A: Again, I’m going to be specific to peanut allergies, because that’s what we can speak to. Of all the food allergies, peanuts are the most common cause of food-induced anaphylaxis and hospitalizations. Anaphylaxis is when multiple body systems are responding to the allergen – so you might have any combination of throwing up, rashes/hives, drop in blood pressure, and airway swelling. It’s this airway swelling and drop in blood pressure that are most scary as a person having a reaction can no longer breathe and if not treated right away, can die. If a severe reaction takes place, you treat it with epinephrine. These reactions can occur minutes after exposure, so it is important to have epinephrine with the person who’s allergic at all times – there may be absolutely no time to wait for the paramedics!

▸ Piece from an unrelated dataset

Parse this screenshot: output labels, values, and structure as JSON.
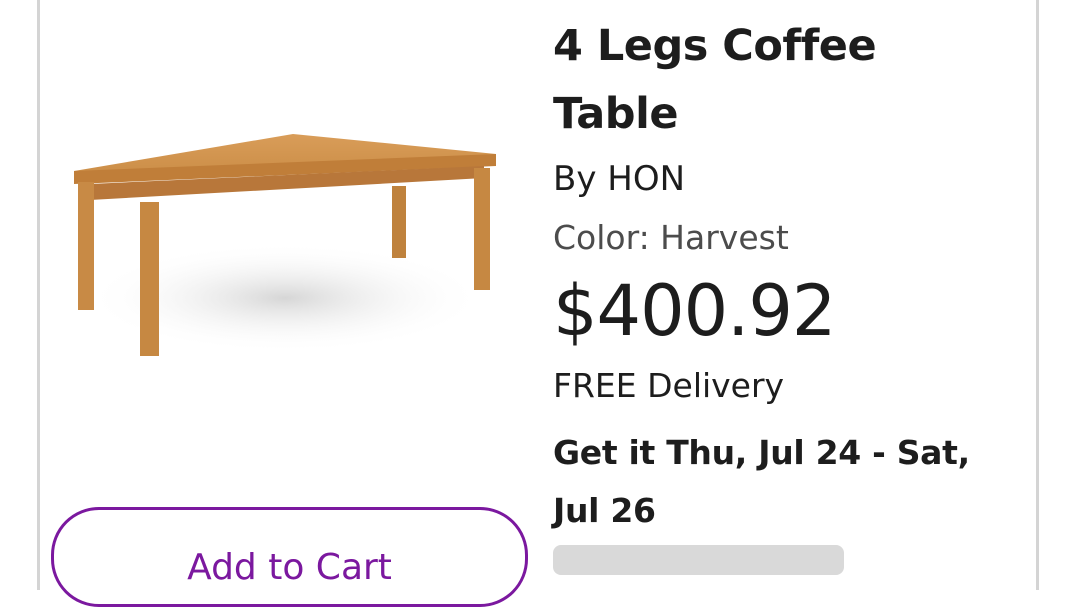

Lindy should have her “Epi-Pen” with her wherever she goes. If we go to the store, we have it (at least in the car). If she’s being babysat, the sitter will get a lesson on how to use the autoinjector. When she’s playing at a friend’s house, her medicine bag goes with her. She has it at preschool. She has it at grandma’s house. She has it with her at all times. We have never had to use it, thankfully, but we try to make sure everyone is prepared should she ever need it. For more information on the “Auvi-Q” epinephrine autoinjector that we use, check out their site. It’s pretty cool!
Recently there have been some news reports of people who died from allergy-induced anaphylaxis. It got me wondering just how common these kind of deaths are. From my brief time researching, apparently it’s hard to pin down all these allergy numbers. It might be because some people mistake an intolerance for an allergy, or because there are sometimes other factors like asthma that play a role in who reacts more severely. But I feel like it’s a question of when, (not if) Lindy will get exposed. She will. Peanuts are in a vast amount of foods, and in several things you would not automatically think contained peanuts. Here’s a list if you’re curious. That’s why we feel like this is a necessary step for her. That’s why people from around the world have moved to Layton, Utah for a few months, just to be a part of this. It feels like we’re actively diffusing a ticking time bomb! We’re so thankful!

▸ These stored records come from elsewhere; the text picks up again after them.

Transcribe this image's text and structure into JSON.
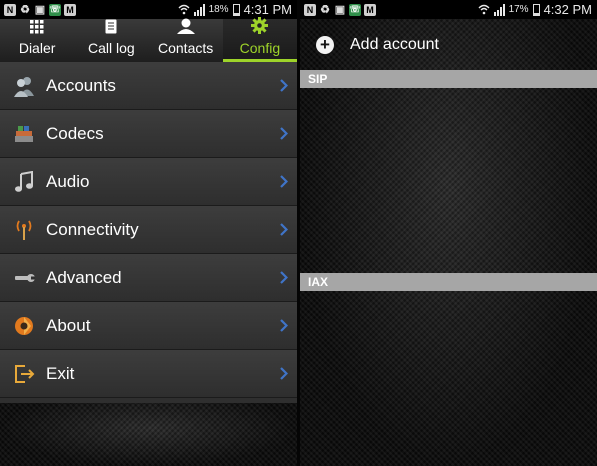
{
  "left_status": {
    "badges": [
      "N",
      "♻",
      "▣",
      "☏",
      "M"
    ],
    "battery": "18%",
    "time": "4:31 PM"
  },
  "tabs": [
    {
      "label": "Dialer",
      "icon": "dialpad-grid-icon",
      "active": false
    },
    {
      "label": "Call log",
      "icon": "call-log-list-icon",
      "active": false
    },
    {
      "label": "Contacts",
      "icon": "contact-person-icon",
      "active": false
    },
    {
      "label": "Config",
      "icon": "gear-icon",
      "active": true
    }
  ],
  "menu": {
    "items": [
      {
        "label": "Accounts",
        "icon": "accounts-people-icon"
      },
      {
        "label": "Codecs",
        "icon": "codecs-stack-icon"
      },
      {
        "label": "Audio",
        "icon": "music-note-icon"
      },
      {
        "label": "Connectivity",
        "icon": "antenna-icon"
      },
      {
        "label": "Advanced",
        "icon": "wrench-icon"
      },
      {
        "label": "About",
        "icon": "about-app-icon"
      },
      {
        "label": "Exit",
        "icon": "exit-door-icon"
      }
    ]
  },
  "right_status": {
    "badges": [
      "N",
      "♻",
      "▣",
      "☏",
      "M"
    ],
    "battery": "17%",
    "time": "4:32 PM"
  },
  "accounts": {
    "add_label": "Add account",
    "sections": [
      "SIP",
      "IAX"
    ]
  },
  "colors": {
    "accent": "#9ed42a",
    "chevron": "#3f74c8",
    "section_header": "#a6a6a6"
  }
}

Thursday, February 5, 2015
Peanut Flour Dosing
Since each week she goes back for an "escalation" dose of this peanut protein, and since the end-goal is for her to be eating 24 peanuts at a time to "graduate" from this program, of course that means that eventually she'd have to come off of the liquid syringe dosing and move on to something more substantial. That time has arrived:
Yes -- that's straight ground-up peanut flour in there. Yes, she's allergic to it. Yes, we feed it to her twice a day -- intentionally. Yes, she does just fine with it and we continue to progress forward.
You probably won't have a full appreciation for how wild (and relieving) it is to me that she can do so much of it so soon when we've been avoiding it so strictly for so long.
We take it out of the capsule and usually mix it with pudding. I confess that I enjoy smelling the chocolate pudding/peanut mixture. I think I'm going to get a bag of peanut butter M&M's when this is all done. And hey, she seems to enjoy it too.
No problems so far. No significant reactions. And we keep moving forward. It's very encouraging to see some major progress here.
[A big thank you to our family for helping watch the littlest kiddo at home while Katie takes her to do these escalation doses every week!]